# TOPIC CLASSIFICATION WITH TRANSFORMERS
*VietAI Advanced NLP*

# 1. Introduction

*In this lab, VietAI introduces a tutorial on how to use huggingface's transformers library to deal with topic classification task.*

**Topic classification** is an NLP task in which we need to classify a document/text to a specific topic.
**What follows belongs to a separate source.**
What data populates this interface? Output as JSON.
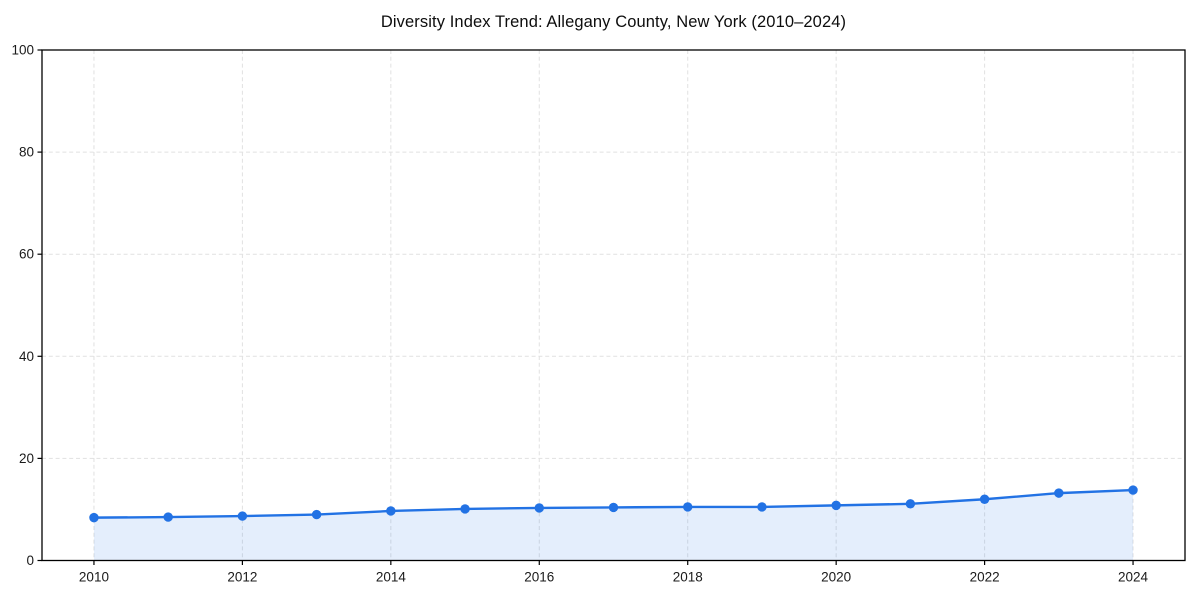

This notebook shows you how to deal with Vietnam news topics classification using transformers library. After this you will know:


1.   Simple preprocessing for Vietnamese text
2.   Using some components in *transformers*:

      *   Datasets
      *   Tokenizer
      *   Trainer
      *   Pretrained language model










You can find some of the resources used in this tutorial from:


*   dataset: https://github.com/duyvuleo/VNTC/tree/master/Data/10Topics/Ver1.1
*   underthesea: https://underthesea.readthedocs.io/en/latest/readme.html
*   references: 

> https://huggingface.co/docs/transformers/training

> https://huggingface.co/








# 2. Prepare your dataset

For convenient you can download the data from my drive [here](https://drive.google.com/drive/folders/1uqXk9qiXqJ7xd8P3khvlOawdi2tzBTem?usp=sharing)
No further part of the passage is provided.